In 2005, Justin Kruger, a social psychologist now at New York University, along with Derrick Wirtz, now at the University of British Columbia, and Dale Miller of Stanford University examined the erasures on more than 1,500 psychology exams taken by students at the University of Illinois, where Kruger and Wirtz were then teaching. Consistent with previous research, switches from the wrong answer to the right answer were twice as common as switches from right to wrong.
But when researchers asked the students which they would anticipate regretting more—“switching when I should have stuck” or “sticking when I should have switched”—the responses were revealing. Seventy-four percent of those students anticipated more regret from switching answers. Twenty-six percent said it wouldn’t matter. And exactly none of the students anticipated greater regret from sticking with their initial answer.

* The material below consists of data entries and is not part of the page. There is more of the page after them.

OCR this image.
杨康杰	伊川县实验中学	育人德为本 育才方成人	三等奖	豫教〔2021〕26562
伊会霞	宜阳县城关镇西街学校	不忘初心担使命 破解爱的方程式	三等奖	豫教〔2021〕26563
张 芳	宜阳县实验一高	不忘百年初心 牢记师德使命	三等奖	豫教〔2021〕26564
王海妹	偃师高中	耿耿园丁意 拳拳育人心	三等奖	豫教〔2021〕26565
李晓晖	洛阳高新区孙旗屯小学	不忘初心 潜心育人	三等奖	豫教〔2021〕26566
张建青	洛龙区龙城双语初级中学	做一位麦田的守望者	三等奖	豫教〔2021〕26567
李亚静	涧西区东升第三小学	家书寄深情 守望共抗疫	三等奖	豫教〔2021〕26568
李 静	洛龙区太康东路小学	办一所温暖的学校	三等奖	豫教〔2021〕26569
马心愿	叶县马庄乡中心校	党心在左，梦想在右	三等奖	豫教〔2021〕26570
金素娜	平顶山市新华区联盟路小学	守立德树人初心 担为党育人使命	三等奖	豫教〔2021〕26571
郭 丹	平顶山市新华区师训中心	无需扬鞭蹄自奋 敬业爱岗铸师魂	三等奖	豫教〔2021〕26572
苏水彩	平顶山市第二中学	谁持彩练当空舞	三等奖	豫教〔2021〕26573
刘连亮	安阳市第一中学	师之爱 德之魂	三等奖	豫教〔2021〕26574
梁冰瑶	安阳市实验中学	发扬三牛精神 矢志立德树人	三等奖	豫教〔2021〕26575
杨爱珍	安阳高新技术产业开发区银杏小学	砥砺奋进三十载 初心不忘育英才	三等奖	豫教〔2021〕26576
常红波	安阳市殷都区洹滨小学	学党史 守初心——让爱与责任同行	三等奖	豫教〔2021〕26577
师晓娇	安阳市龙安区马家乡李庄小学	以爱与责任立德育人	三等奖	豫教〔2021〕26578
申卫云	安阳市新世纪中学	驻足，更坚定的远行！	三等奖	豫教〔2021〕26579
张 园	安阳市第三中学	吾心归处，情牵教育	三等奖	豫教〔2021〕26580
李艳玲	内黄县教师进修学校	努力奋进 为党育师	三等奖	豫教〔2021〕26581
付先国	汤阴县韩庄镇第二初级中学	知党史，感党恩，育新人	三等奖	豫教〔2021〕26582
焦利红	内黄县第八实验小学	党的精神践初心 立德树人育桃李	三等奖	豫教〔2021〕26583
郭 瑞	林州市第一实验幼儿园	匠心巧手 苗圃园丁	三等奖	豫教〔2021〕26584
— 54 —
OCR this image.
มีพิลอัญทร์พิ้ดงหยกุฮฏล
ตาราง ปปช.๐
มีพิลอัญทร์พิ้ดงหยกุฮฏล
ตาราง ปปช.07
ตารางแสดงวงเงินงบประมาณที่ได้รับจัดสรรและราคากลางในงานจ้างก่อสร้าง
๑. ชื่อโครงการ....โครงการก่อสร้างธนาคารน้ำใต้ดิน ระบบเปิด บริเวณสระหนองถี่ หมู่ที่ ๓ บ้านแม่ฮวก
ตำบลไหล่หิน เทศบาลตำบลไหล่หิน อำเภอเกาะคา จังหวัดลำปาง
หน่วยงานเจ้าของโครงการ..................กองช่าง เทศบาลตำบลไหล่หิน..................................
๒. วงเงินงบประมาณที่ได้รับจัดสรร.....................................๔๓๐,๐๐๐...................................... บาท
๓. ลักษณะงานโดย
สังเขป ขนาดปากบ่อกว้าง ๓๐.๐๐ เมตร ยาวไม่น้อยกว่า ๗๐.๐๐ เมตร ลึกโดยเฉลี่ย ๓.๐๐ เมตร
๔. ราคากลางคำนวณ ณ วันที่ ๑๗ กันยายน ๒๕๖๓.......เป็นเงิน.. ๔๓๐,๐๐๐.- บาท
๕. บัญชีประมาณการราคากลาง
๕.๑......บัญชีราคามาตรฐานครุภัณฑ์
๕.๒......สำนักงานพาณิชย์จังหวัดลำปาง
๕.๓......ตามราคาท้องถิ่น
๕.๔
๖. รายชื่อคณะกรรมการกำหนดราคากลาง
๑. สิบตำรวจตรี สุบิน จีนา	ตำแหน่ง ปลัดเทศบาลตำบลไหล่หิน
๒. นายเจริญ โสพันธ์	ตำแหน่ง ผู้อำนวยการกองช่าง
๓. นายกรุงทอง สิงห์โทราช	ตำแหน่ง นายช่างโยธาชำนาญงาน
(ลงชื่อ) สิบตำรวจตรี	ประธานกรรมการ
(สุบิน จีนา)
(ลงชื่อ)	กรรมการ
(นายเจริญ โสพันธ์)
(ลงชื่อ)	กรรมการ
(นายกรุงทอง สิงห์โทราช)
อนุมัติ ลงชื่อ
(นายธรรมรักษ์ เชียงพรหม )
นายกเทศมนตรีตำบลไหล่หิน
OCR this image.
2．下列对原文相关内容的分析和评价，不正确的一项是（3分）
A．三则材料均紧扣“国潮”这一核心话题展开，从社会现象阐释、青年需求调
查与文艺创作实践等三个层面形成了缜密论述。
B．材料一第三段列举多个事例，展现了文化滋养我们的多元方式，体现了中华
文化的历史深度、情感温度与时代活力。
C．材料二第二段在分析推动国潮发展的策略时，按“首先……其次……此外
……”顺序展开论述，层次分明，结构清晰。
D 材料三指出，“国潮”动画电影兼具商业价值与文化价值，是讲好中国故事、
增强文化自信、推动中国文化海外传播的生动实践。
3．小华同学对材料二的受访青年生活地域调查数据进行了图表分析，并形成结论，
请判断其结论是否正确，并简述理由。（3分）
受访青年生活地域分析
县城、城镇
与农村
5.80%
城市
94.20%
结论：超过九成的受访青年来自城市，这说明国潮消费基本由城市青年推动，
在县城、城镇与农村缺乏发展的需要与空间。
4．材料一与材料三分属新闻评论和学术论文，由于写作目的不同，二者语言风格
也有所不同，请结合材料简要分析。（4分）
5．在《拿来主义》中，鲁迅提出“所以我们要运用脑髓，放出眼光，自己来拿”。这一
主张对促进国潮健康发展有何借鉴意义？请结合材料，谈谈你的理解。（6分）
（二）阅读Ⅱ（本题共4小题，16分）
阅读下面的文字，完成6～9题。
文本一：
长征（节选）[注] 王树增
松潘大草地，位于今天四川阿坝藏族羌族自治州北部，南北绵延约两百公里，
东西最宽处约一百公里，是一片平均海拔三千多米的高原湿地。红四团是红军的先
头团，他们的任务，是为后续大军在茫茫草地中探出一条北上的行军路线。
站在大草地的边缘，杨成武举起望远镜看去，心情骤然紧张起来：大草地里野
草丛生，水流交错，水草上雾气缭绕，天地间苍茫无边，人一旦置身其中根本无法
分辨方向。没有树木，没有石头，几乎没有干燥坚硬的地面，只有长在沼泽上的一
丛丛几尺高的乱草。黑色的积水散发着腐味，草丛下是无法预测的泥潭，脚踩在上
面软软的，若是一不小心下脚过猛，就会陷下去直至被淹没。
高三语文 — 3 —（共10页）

Kruger, Wirtz, and Miller call this the “first instinct fallacy,” and it grows from anticipated regret gone awry. “Getting a problem wrong as a result of going against one’s first instinct is more memorable than getting a problem wrong because of failing to go against one’s first instinct,” they write. “The regret produced by switching an answer when one should have stuck with one’s original answer is enough to make the misfortune of having missed the question seem almost tragic.”[32] Haunted by the prospective specter of If Only, we err. You err, too. Because you didn’t switch your answer, you just missed passing the test and must take it again. If only you knew about this research earlier.
Anticipated regret—AR—can often make us better. But as your eventful day demonstrates, before you take this medicine, read the label.